There was also a time when Montana was an important source of good race horses. Copper King Marcus Daly had a large ranch in the Bitterroot Valley of Montana, and campaigned a large stable at Eastern tracks like Saratoga. A less well known "king", Noah Armstrong, also got into the thoroughbred horse business, and built a first class operation in the valley of the Jefferson River, one of the headwaters streams of the Missouri. The centerpiece of this operation was a huge, unique, 3 story circular barn, designed entirely by Mr. Armstrong.
In 1885, Mr. Armstrong sent his mare Interpose, by Intruder, to Illinois to be bred to the stallion Hyder Ali, and then had her shipped back to Montana and the circular barn. In 1886 she foaled a chestnut colt with white stockings on his hind legs, who grew up and was broken at the ranch, before being sent to Tennessee as a 2yo for further training as a race horse.
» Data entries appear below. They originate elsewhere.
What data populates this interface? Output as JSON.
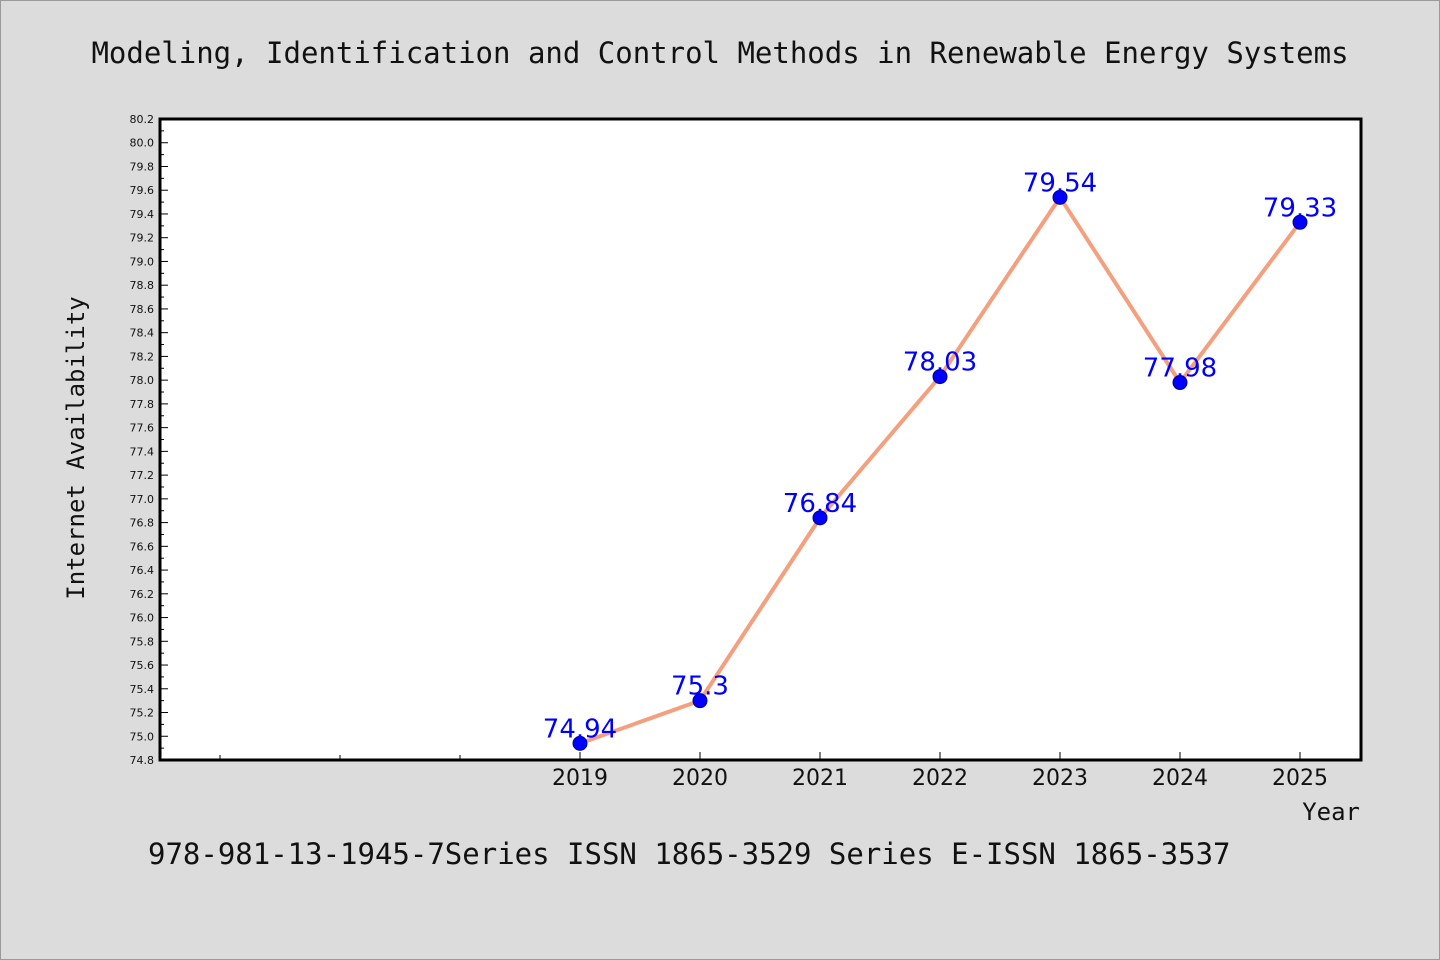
{
  "colors": {
    "background": "#dcdcdc",
    "plot_background": "#ffffff",
    "line": "#f4a07e",
    "marker": "#0000ff",
    "data_label": "#0000ff"
  },
  "chart_data": {
    "type": "line",
    "title": "Modeling, Identification and Control Methods in Renewable Energy Systems",
    "xlabel": "Year",
    "ylabel": "Internet Availability",
    "footer": "978-981-13-1945-7Series ISSN 1865-3529 Series E-ISSN 1865-3537",
    "x": [
      "2019",
      "2020",
      "2021",
      "2022",
      "2023",
      "2024",
      "2025"
    ],
    "series": [
      {
        "values": [
          74.94,
          75.3,
          76.84,
          78.03,
          79.54,
          77.98,
          79.33
        ]
      }
    ],
    "data_labels": [
      "74.94",
      "75.3",
      "76.84",
      "78.03",
      "79.54",
      "77.98",
      "79.33"
    ],
    "ylim": [
      74.8,
      80.2
    ],
    "yticks": [
      "74.8",
      "75.0",
      "75.2",
      "75.4",
      "75.6",
      "75.8",
      "76.0",
      "76.2",
      "76.4",
      "76.6",
      "76.8",
      "77.0",
      "77.2",
      "77.4",
      "77.6",
      "77.8",
      "78.0",
      "78.2",
      "78.4",
      "78.6",
      "78.8",
      "79.0",
      "79.2",
      "79.4",
      "79.6",
      "79.8",
      "80.0",
      "80.2"
    ],
    "grid": false,
    "legend": "none"
  }
}
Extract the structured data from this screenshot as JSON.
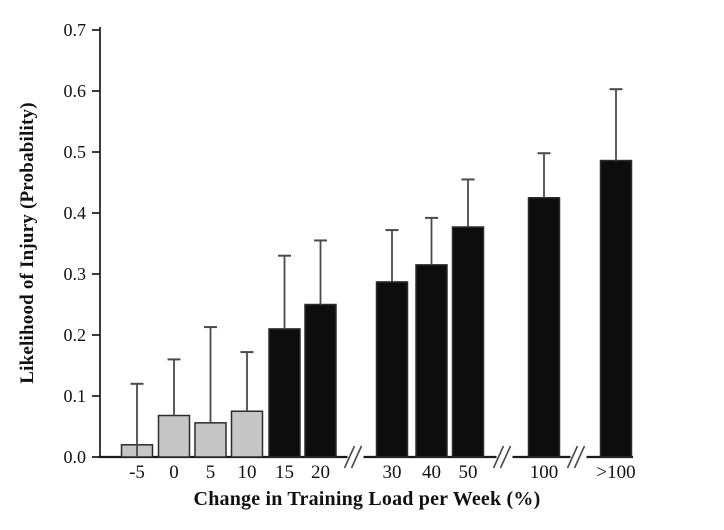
{
  "figure": {
    "background": "#ffffff"
  },
  "chart_data": {
    "type": "bar",
    "title": "",
    "xlabel": "Change in Training Load per Week (%)",
    "ylabel": "Likelihood of Injury (Probability)",
    "ylim": [
      0.0,
      0.7
    ],
    "ytick_step": 0.1,
    "ytick_labels": [
      "0.0",
      "0.1",
      "0.2",
      "0.3",
      "0.4",
      "0.5",
      "0.6",
      "0.7"
    ],
    "grid": false,
    "legend": "none",
    "error_bars": "upper-only",
    "axis_breaks_after": [
      "20",
      "50",
      "100"
    ],
    "categories": [
      "-5",
      "0",
      "5",
      "10",
      "15",
      "20",
      "30",
      "40",
      "50",
      "100",
      ">100"
    ],
    "values": [
      0.02,
      0.068,
      0.056,
      0.075,
      0.21,
      0.25,
      0.287,
      0.315,
      0.377,
      0.425,
      0.486
    ],
    "error_upper_ends": [
      0.12,
      0.16,
      0.213,
      0.172,
      0.33,
      0.355,
      0.372,
      0.392,
      0.455,
      0.498,
      0.603
    ],
    "bar_colors": [
      "#c6c6c6",
      "#c6c6c6",
      "#c6c6c6",
      "#c6c6c6",
      "#0d0d0d",
      "#0d0d0d",
      "#0d0d0d",
      "#0d0d0d",
      "#0d0d0d",
      "#0d0d0d",
      "#0d0d0d"
    ],
    "colors": {
      "gray_bar": "#c6c6c6",
      "black_bar": "#0d0d0d",
      "bar_border": "#2b2b2b",
      "error_bar": "#4a4a4a",
      "axis": "#1a1a1a",
      "text": "#111111"
    }
  }
}
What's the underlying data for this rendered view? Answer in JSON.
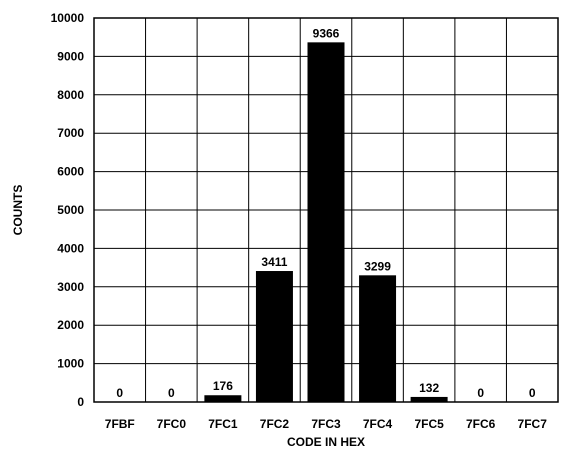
{
  "chart_data": {
    "type": "bar",
    "categories": [
      "7FBF",
      "7FC0",
      "7FC1",
      "7FC2",
      "7FC3",
      "7FC4",
      "7FC5",
      "7FC6",
      "7FC7"
    ],
    "values": [
      0,
      0,
      176,
      3411,
      9366,
      3299,
      132,
      0,
      0
    ],
    "data_labels": [
      "0",
      "0",
      "176",
      "3411",
      "9366",
      "3299",
      "132",
      "0",
      "0"
    ],
    "xlabel": "CODE IN HEX",
    "ylabel": "COUNTS",
    "ylim": [
      0,
      10000
    ],
    "yticks": [
      0,
      1000,
      2000,
      3000,
      4000,
      5000,
      6000,
      7000,
      8000,
      9000,
      10000
    ],
    "ytick_labels": [
      "0",
      "1000",
      "2000",
      "3000",
      "4000",
      "5000",
      "6000",
      "7000",
      "8000",
      "9000",
      "10000"
    ],
    "grid": true,
    "bar_color": "#000000"
  }
}
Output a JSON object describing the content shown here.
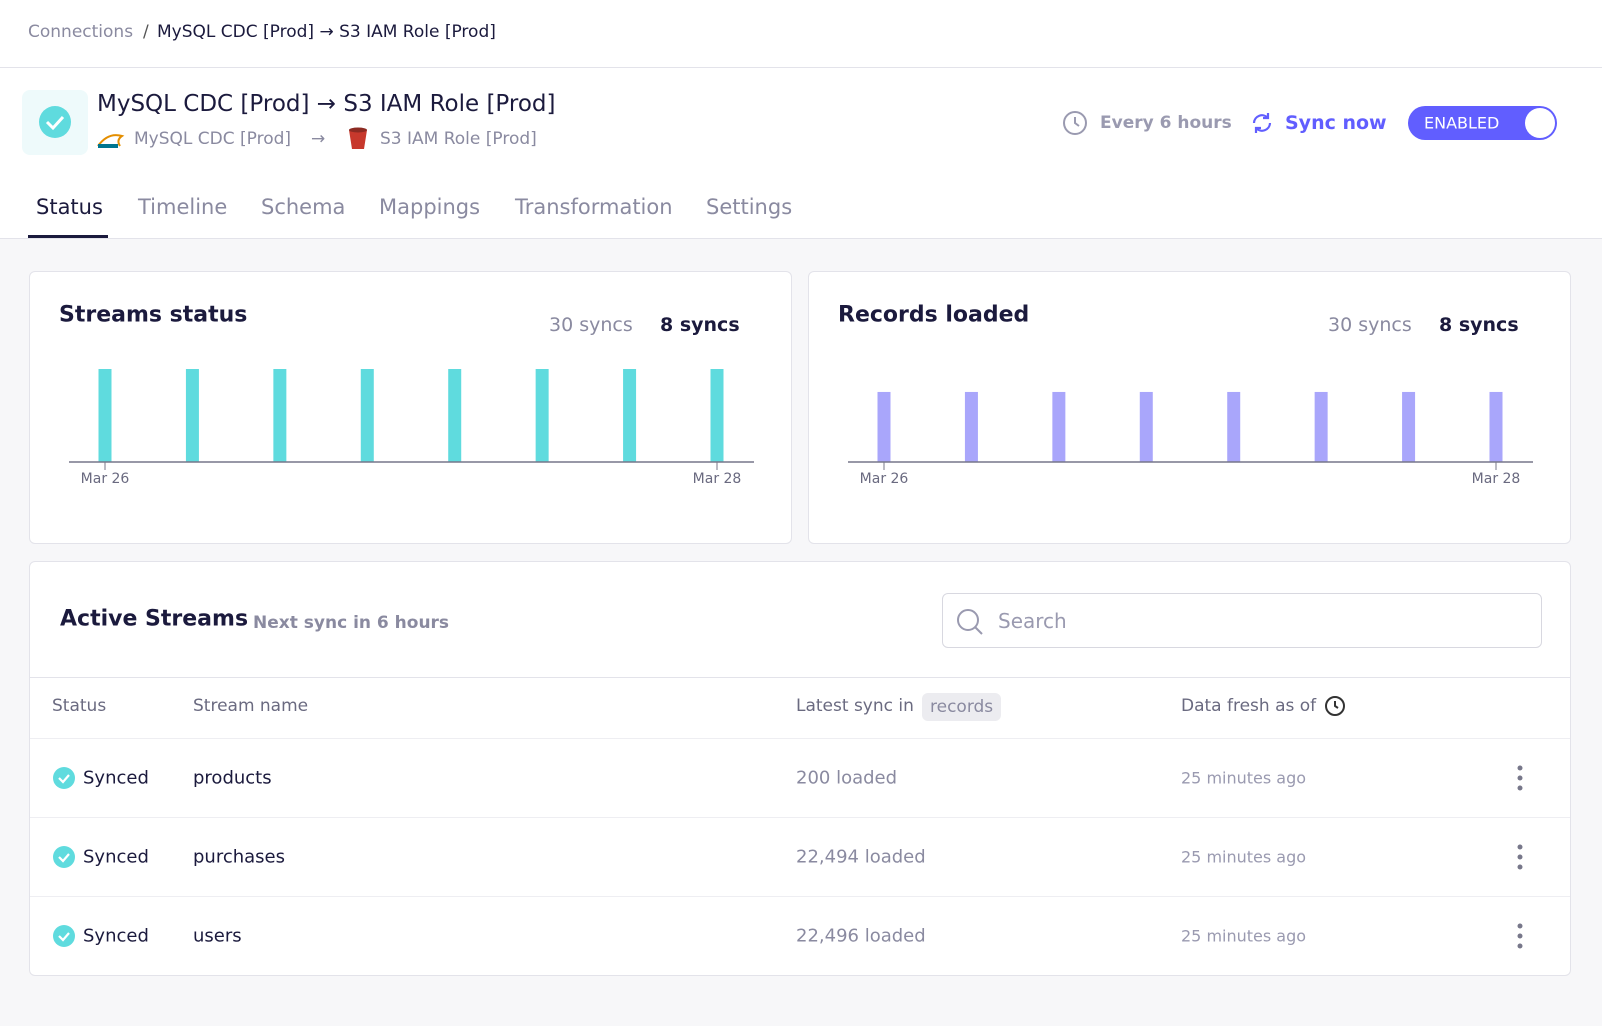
{
  "breadcrumb": {
    "root": "Connections",
    "current": "MySQL CDC [Prod] → S3 IAM Role [Prod]"
  },
  "header": {
    "title": "MySQL CDC [Prod] → S3 IAM Role [Prod]",
    "source": "MySQL CDC [Prod]",
    "destination": "S3 IAM Role [Prod]",
    "schedule": "Every 6 hours",
    "sync_button": "Sync now",
    "toggle": "ENABLED"
  },
  "tabs": [
    "Status",
    "Timeline",
    "Schema",
    "Mappings",
    "Transformation",
    "Settings"
  ],
  "chart_data": [
    {
      "type": "bar",
      "title": "Streams status",
      "range_options": [
        "30 syncs",
        "8 syncs"
      ],
      "categories": [
        "Mar 26",
        null,
        null,
        null,
        null,
        null,
        null,
        "Mar 28"
      ],
      "values": [
        3,
        3,
        3,
        3,
        3,
        3,
        3,
        3
      ],
      "color": "#5fdbde",
      "ylim": [
        0,
        3
      ]
    },
    {
      "type": "bar",
      "title": "Records loaded",
      "range_options": [
        "30 syncs",
        "8 syncs"
      ],
      "categories": [
        "Mar 26",
        null,
        null,
        null,
        null,
        null,
        null,
        "Mar 28"
      ],
      "values": [
        45190,
        45190,
        45190,
        45190,
        45190,
        45190,
        45190,
        45190
      ],
      "color": "#a9a6fb",
      "ylim": [
        0,
        60000
      ]
    }
  ],
  "streams": {
    "title": "Active Streams",
    "subtitle": "Next sync in 6 hours",
    "search_placeholder": "Search",
    "columns": [
      "Status",
      "Stream name",
      "Latest sync in",
      "Data fresh as of"
    ],
    "column_badge": "records",
    "rows": [
      {
        "status": "Synced",
        "name": "products",
        "latest": "200 loaded",
        "fresh": "25 minutes ago"
      },
      {
        "status": "Synced",
        "name": "purchases",
        "latest": "22,494 loaded",
        "fresh": "25 minutes ago"
      },
      {
        "status": "Synced",
        "name": "users",
        "latest": "22,496 loaded",
        "fresh": "25 minutes ago"
      }
    ]
  }
}
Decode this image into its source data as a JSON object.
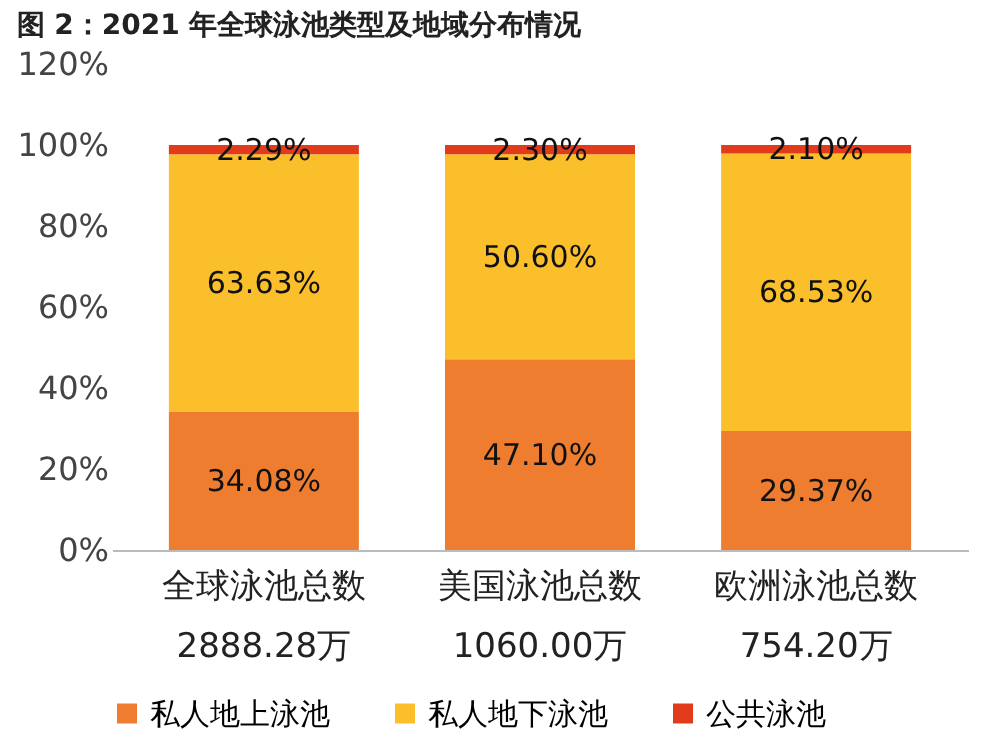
{
  "chart_data": {
    "type": "bar",
    "title": "图 2：2021 年全球泳池类型及地域分布情况",
    "categories": [
      "全球泳池总数\n2888.28万",
      "美国泳池总数\n1060.00万",
      "欧洲泳池总数\n754.20万"
    ],
    "stacked": true,
    "series": [
      {
        "name": "私人地上泳池",
        "color": "#ef7d2f",
        "values": [
          34.08,
          47.1,
          29.37
        ],
        "value_labels": [
          "34.08%",
          "47.10%",
          "29.37%"
        ]
      },
      {
        "name": "私人地下泳池",
        "color": "#fbbf2b",
        "values": [
          63.63,
          50.6,
          68.53
        ],
        "value_labels": [
          "63.63%",
          "50.60%",
          "68.53%"
        ]
      },
      {
        "name": "公共泳池",
        "color": "#e23b1b",
        "values": [
          2.29,
          2.3,
          2.1
        ],
        "value_labels": [
          "2.29%",
          "2.30%",
          "2.10%"
        ]
      }
    ],
    "ylim": [
      0,
      120
    ],
    "yticks": [
      {
        "value": 0,
        "label": "0%"
      },
      {
        "value": 20,
        "label": "20%"
      },
      {
        "value": 40,
        "label": "40%"
      },
      {
        "value": 60,
        "label": "60%"
      },
      {
        "value": 80,
        "label": "80%"
      },
      {
        "value": 100,
        "label": "100%"
      },
      {
        "value": 120,
        "label": "120%"
      }
    ],
    "grid": false,
    "legend": "bottom"
  }
}
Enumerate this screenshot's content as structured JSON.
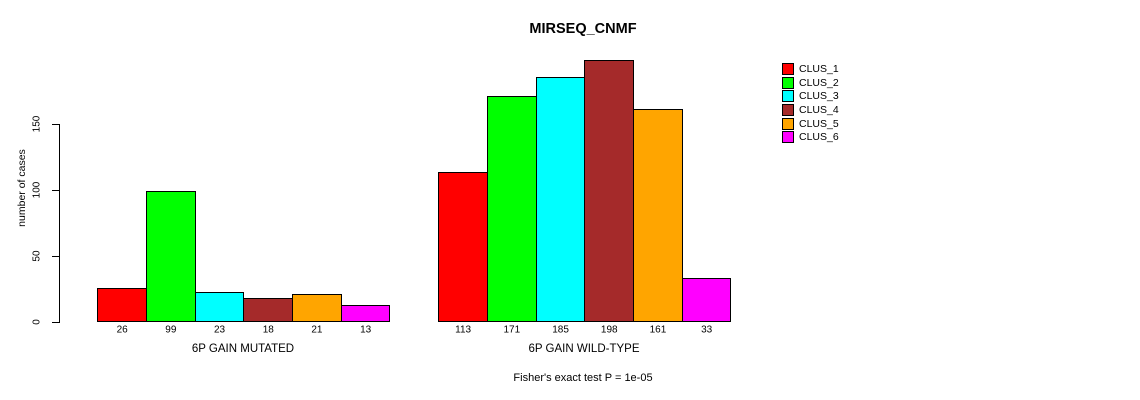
{
  "chart_data": {
    "type": "bar",
    "title": "MIRSEQ_CNMF",
    "ylabel": "number of cases",
    "xlabel": "",
    "yticks": [
      0,
      50,
      100,
      150
    ],
    "ylim": [
      0,
      208
    ],
    "grid": false,
    "legend_position": "right",
    "bar_border_color": "#000000",
    "categories": [
      "6P GAIN MUTATED",
      "6P GAIN WILD-TYPE"
    ],
    "series": [
      {
        "name": "CLUS_1",
        "color": "#FF0000",
        "values": [
          26,
          113
        ]
      },
      {
        "name": "CLUS_2",
        "color": "#00FF00",
        "values": [
          99,
          171
        ]
      },
      {
        "name": "CLUS_3",
        "color": "#00FFFF",
        "values": [
          23,
          185
        ]
      },
      {
        "name": "CLUS_4",
        "color": "#A52A2A",
        "values": [
          18,
          198
        ]
      },
      {
        "name": "CLUS_5",
        "color": "#FFA500",
        "values": [
          21,
          161
        ]
      },
      {
        "name": "CLUS_6",
        "color": "#FF00FF",
        "values": [
          13,
          33
        ]
      }
    ],
    "value_labels_shown": true,
    "annotation": "Fisher's exact test P = 1e-05"
  }
}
Just about a mile and a half north of Twin Bridges, just down the road from Robber's Roost where the Plummer gang hid out until the Vigilantes lynched the whole bunch in the winter of 1863, and maybe a quarter mile to the east of Montana route 41, the circular wooden barn still stands. I didn't try to drive onto the current ranch property to get a closer look, but rather just pulled over and stopped the car to take a look at the impressive structure, set at the edge of a quiet green meadow in which deer played, framed in the background by the still snow capped Tobacco Root Mountains.
This quiet valley and weatherbeaten round wooden barn is the birthplace of Spokane, Montana's winner of the 1889 Kentucky Derby, Clark Stakes, and American Derby, defeating Kentucky's much heralded superhorse of 1889, Proctor Knott, in all three contests, and in the process setting a record for the 1-1/2 mile Kentucky Derby that still stands.